As it turns out, this algorithm is easy to implement via an accumulator:

let rec reverse = (theList: list('a)) => {
  let rec aux = (~result=[], l) =>
    switch l {
    | [] => result
    | [head, ...tail] =>
      aux(~result=[head, ...result], tail)
    };
  aux(theList);
};

When we invoke reverse(["a", "b", "c"]), the following steps are taken:

aux(~result=[], ["a", "b", "c"])
aux(~result=["a"], ["b", "c"])
aux(~result=["b", "a"], ["c"])
aux(~result=["c", "b", "a"], [])
["c", "b", "a"]

It is interesting to observe how both implementations process data in a different order:

The recursive reverse() works with:
- Current data: head
- Future data: reverse(tail)
The iterative reverse() works with:
- Past data: result
- Current data: head

In this case, the order in which the accumulator version processes data is a better fit for our intuitive understanding of the algorithm.

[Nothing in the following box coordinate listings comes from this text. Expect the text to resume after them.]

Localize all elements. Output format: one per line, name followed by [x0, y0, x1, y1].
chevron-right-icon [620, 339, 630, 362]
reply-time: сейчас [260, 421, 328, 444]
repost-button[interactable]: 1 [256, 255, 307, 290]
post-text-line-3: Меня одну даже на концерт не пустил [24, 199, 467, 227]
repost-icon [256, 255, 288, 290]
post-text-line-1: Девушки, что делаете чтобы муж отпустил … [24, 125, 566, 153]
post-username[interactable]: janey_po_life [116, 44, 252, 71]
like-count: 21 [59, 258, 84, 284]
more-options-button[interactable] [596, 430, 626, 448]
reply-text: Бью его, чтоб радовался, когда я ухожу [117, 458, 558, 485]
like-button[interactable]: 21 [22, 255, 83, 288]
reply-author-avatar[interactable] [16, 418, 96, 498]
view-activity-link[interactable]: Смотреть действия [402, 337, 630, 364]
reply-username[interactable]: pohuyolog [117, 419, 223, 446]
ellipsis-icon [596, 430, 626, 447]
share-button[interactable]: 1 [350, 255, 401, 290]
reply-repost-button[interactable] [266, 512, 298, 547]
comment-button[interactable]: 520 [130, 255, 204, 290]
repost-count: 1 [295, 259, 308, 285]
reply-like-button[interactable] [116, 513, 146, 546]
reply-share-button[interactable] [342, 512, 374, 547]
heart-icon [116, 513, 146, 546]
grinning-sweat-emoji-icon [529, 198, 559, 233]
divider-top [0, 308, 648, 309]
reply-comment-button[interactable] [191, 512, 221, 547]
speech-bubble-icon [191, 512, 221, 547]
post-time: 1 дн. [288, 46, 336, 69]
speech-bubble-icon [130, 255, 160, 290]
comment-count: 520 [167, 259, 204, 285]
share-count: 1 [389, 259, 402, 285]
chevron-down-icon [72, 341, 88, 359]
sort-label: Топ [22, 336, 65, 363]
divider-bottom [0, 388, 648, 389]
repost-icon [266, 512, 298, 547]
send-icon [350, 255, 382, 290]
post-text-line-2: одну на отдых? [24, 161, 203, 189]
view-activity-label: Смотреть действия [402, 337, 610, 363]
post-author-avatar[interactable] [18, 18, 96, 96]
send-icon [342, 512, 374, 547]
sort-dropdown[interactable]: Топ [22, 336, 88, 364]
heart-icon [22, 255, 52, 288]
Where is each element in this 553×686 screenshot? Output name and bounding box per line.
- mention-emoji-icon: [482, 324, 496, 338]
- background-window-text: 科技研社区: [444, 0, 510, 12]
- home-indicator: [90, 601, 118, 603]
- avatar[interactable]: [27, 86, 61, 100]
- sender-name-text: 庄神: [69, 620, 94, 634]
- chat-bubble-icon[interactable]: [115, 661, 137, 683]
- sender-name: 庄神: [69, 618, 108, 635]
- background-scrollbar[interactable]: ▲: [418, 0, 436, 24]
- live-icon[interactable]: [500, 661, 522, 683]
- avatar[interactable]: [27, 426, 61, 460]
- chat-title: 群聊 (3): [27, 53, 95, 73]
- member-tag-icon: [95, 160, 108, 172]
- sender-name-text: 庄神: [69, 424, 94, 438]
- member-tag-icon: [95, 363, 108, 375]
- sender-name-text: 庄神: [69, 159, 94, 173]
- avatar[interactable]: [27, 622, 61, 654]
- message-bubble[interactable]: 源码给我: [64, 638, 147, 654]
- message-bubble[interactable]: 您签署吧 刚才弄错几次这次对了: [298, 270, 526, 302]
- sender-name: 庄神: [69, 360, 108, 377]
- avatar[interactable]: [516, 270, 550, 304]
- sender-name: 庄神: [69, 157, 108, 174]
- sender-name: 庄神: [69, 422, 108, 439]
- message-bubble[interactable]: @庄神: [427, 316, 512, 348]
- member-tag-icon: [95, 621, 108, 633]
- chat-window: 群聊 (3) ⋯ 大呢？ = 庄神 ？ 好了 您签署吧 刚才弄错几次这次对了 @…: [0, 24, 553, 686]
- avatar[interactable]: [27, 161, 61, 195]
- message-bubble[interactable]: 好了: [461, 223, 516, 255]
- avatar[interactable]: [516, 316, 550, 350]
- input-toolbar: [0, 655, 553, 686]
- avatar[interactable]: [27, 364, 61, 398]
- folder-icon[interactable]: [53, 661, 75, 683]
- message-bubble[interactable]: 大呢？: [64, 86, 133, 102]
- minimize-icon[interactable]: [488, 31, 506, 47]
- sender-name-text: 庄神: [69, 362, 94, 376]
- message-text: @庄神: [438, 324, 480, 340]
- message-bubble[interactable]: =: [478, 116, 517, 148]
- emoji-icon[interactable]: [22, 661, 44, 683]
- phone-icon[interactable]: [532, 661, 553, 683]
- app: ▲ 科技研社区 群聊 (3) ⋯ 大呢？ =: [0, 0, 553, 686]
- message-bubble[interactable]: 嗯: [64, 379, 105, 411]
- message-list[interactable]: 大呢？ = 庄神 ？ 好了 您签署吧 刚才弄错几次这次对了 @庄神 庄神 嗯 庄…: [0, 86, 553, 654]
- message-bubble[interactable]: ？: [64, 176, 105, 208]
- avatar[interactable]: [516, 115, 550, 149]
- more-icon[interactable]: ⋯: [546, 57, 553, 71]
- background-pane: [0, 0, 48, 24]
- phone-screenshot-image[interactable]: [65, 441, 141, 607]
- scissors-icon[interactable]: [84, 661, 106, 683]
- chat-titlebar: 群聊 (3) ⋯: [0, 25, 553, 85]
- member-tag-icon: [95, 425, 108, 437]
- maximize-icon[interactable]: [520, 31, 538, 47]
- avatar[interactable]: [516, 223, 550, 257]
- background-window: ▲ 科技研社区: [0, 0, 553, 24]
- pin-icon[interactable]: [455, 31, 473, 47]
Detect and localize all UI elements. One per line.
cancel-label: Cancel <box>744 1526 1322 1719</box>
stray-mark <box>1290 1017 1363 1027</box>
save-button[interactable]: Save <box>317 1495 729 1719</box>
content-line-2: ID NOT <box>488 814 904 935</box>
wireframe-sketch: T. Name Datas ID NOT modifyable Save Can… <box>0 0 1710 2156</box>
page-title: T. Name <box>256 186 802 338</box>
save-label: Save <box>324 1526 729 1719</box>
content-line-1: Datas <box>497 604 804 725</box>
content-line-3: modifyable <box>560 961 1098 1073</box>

18.6.4 Example: `append()`

If, however, we implement append(), then a recursive algorithm is simpler:

let rec append = (l1: list('a), l2: list('a)) =>
  switch l1 {
  | [] => l2
  | [head, ...tail] =>
    [head, ...append(tail, l2)] /* A */
  };
append(["a", "b"], ["c", "d"]);
  /* ["a", "b", "c", "d"] */

Line A says: the concatenation of two lists l1 and l2 is the head of l1 followed by the concatenation of the tail of l1 and l2.

If we think about appending iteratively, we get the following algorithm:

Start with l2.
Prepend the last element of l1 in front of the previous result.
Prepend the second last element of l1 in front of the previous result.
Etc.

That is, we must reverse l1 via List.rev() (line A), before we can work with it iteratively:

let append = (l1: list('a), l2: list('a)) => {
  let rec aux = (~result, l) =>
    switch l {
    | [] => result
    | [head, ...tail] =>
      aux(~result=[head, ...result], tail)
    };
  aux(~result=l2, List.rev(l1)); /* A */
};

18.6.5 Example: `contains()`

The following function checks whether theList contains a given value:

let rec contains = (~value: 'a, theList: list('a)) =>
  switch theList {
  | [head, ...tail] when head == value =>
    true /* A */
  | [_, ...tail] => contains(~value, tail)
  | [] => false
  };
contains(~value=1, [1,2,3]); /* true */
contains(~value=5, [1,2,3]); /* false */

Conveniently, this recursive implementation is also iterative: all recursive calls are tail calls. Because we are doing the recursion ourselves, we can stop as soon as we have found value (line A).